YouTube TV has grappled with carriage-contract showdowns in recent weeks with Fox Corp. and TelevisaUnivison. Next up: NBCUniversal.

NBCU on Thursday evening started telling YouTube TV subscribers that its networks may be pulled off the service because the two companies cannot reach an accord on terms of a new distribution contract. NBCU and YouTube last negotiated a new deal in 2021, and had to agree to a short extension when talks went down to the wire. The companies’ current agreement expires on Tuesday, September 30 — the same day a separate pact between YouTube TV and TelevisaUnivision also expires.

In years past, such arguments were largely held between more traditional companies, with big content outlets like Disney, Paramount and their rivals scrapping with cable and satellite distributors ranging from Altice to Charter Communications. In 2025, however, YouTube TV has become a seismic force because it is not hemmed in to specific regions of the U.S., unlike traditional cable carriers, and its technology is not falling out of favor in the streaming era. Many traditional cable and satellite companies are wrestling with subscriber declines as more consumers migrate to broadband streaming.

YouTube TV had 9.4 million subscribers as of April, and its service has been boosted in recent years not only by its ease of use — no physical installation is required — but also by its acquisition of rights to the NFL Sunday Ticket package in 2023. NBCU, meanwhile, operates not only the NBC and Telemundo broadcast networks, but cable outlets including MSNBC, Bravo, CNBC and USA. The company is slated to spin off the bulk of its cable holdings into a new entity called Versant around the end of 2025.

In recent discussions with NBC, YouTube TV, part of Google parent Alphabet, has sought terms that the broadcaster felt were markedly better than those already negotiated with other carriers, according to a person familiar with the matter.

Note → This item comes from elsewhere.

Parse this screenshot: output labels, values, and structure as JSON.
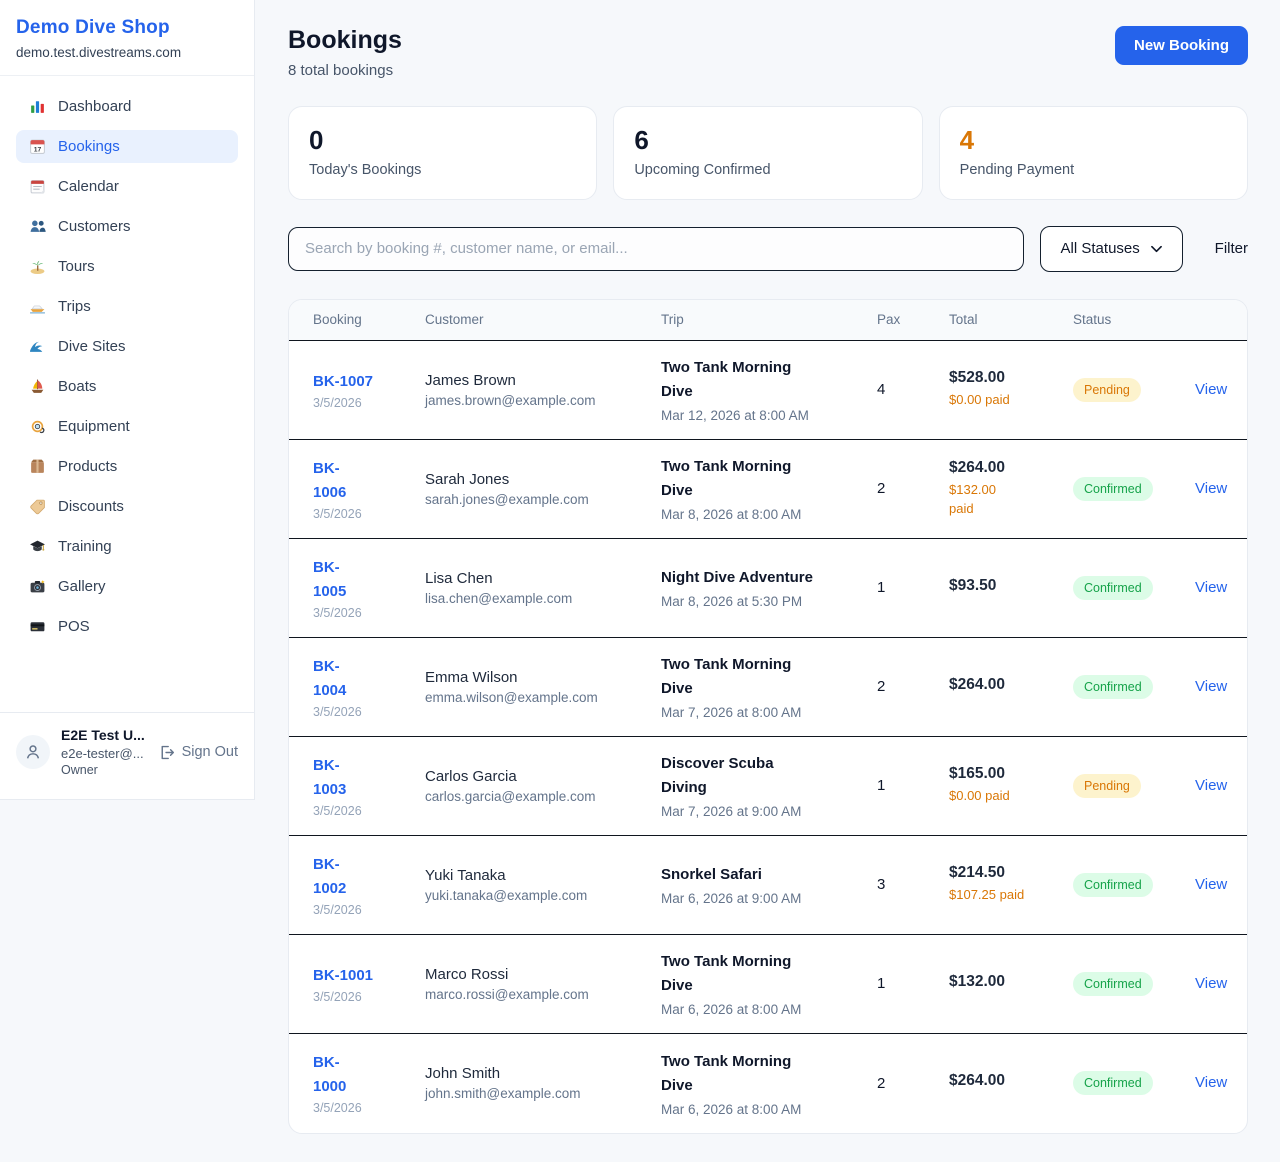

YouTube TV could find itself navigating the loss of the nation’s two biggest Spanish-language programmers, since NBCU owns Telemundo. TelevisaUnivision has already started running promotions and ads telling consumers that YouTube TV plans to pull the large Univision broadcast network from its basic tier and offer it instead as an add-on option. YouTube TV has suggested Univision’s “performance” on YouTube TV doesn’t warrant the terms it seeks and said that it can no longer carry Univision unless the two sides reach a “fair deal.”

YouTube TV has also tussled with Fox Corp. in August, with Fox starting to warn subscribers that the Fox broadcasting network, Fox stations, Fox Sports 1 and Fox News Channel, among other properties, might be blacked out. The two sides came to terms.

Such disputes have been a feature of the pay-TV business for decades, and occasionally erupt into the public sphere. In recent years, the companies have bickered about the rise of streaming services, in which the media companies are investing billions of dollars and which lure away cable and satellite customers. In some showdowns, the solution has been found in the pay-TV carrier offering some of the new streaming services as part of their programming package.